Travels WithJohn and Janice
One of the Royal Tombs at Petra
Jordan3 min read

Dateline November 3, 2022, Petra, the Lost City Beyond the Treasury

Past the Treasury the canyon opens out, and the rest of Petra unfolds, far larger than that one famous facade ever lets on.

The Street of Facades and the theater. Beyond the Treasury runs the Street of Facades, tomb after tomb cut into the rock, leading down to the great theater. The Nabateans carved it out of the hillside, slicing through older tombs to do it, and the Romans later enlarged it to hold several thousand, by some counts as many as eight thousand. Even its drainage was thought through.

The theater, carved from the rock
The theater, carved from the rock

The Royal Tombs. Look up to the eastern cliffs and the Royal Tombs come into view, a row of huge, elaborate facades that catch the light through the day, the grandest carvings in Petra after the Treasury itself.

One of the Royal Tombs
One of the Royal Tombs

Qasr al-Bint. We chose not to climb. There are long stairways up to the High Place of Sacrifice and beyond, but we left those to younger legs and walked instead to the far end of the valley, to Qasr al-Bint, the main temple of the city, built in the first century and dedicated to Dushara, the chief Nabatean god. Down the center of it all runs the Colonnaded Street the Romans laid after 106, where you can still walk the old flagstones the Nabateans walked.

Qasr al-Bint, the great temple
Qasr al-Bint, the great temple

How much is still buried. The astonishing thing is how little of Petra we were actually seeing. Archaeologists reckon only about fifteen percent of the city has been uncovered; the other eighty-five percent is still under the sand and rock, waiting. To take in even what has been found, the Byzantine church with its mosaic floors, the High Place, the Monastery up its eight hundred steps, you would want two or three days and, as we joked, legs rather younger than seventy.

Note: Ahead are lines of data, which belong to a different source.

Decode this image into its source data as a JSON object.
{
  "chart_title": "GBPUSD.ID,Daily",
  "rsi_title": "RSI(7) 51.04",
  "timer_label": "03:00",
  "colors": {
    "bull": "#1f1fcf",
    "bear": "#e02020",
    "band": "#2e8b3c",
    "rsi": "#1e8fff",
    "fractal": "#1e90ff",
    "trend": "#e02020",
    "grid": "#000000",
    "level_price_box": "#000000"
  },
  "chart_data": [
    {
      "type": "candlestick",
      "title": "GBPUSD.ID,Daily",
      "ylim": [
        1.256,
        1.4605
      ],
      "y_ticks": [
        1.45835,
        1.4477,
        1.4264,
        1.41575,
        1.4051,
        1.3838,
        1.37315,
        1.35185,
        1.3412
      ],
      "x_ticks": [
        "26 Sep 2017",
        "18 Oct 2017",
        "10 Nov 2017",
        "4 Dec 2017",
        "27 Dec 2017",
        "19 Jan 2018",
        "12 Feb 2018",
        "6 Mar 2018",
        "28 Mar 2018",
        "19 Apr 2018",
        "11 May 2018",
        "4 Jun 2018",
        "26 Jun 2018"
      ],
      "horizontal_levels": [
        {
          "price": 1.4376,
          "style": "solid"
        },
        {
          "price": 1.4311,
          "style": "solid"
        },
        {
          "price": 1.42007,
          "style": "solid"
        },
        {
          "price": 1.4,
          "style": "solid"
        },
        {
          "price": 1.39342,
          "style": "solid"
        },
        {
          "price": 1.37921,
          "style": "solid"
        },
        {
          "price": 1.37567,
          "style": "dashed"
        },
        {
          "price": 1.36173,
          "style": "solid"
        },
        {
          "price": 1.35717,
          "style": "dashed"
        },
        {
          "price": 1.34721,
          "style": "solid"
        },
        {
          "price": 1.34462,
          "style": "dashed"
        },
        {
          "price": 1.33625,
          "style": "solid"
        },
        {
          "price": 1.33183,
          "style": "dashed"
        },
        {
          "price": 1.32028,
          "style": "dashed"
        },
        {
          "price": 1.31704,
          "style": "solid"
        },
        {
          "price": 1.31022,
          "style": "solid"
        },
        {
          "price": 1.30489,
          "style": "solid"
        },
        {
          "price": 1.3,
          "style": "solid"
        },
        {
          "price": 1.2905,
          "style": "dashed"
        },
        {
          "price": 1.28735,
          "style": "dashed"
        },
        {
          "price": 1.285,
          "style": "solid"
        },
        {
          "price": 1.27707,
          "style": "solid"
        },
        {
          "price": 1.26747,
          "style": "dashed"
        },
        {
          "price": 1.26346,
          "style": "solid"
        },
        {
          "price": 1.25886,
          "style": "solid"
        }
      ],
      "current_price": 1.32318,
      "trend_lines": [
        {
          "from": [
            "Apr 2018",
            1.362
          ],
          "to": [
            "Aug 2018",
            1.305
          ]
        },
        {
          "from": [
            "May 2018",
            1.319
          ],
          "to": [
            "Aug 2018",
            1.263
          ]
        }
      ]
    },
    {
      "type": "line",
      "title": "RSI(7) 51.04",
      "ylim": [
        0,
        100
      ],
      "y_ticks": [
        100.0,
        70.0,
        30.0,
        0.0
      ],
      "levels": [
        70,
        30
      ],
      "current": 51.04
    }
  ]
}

The walk out. By the time we reached the far end we had walked better than five miles, and that was plenty. The way back up to the Treasury is more than an hour on foot, not as steep as the Siq but uphill the whole way, so we gave up bargaining for a horse cart and hired donkeys instead. Janice rode a great deal as a girl, so for her it was like climbing back on a bicycle; John needed a solid ten minutes to make peace with his mount. Twenty minutes later we were back at the Treasury, thick now with the midday crowds, and very glad we had come in early in the morning.

Riding out on the jack-asses
Riding out on the jack-asses

From the Treasury we caught a golf cart up through the Siq to the gate, found Hasan, and pointed the car south. Petra had been everything we hoped and a good deal more. Next, the desert of Wadi Rum.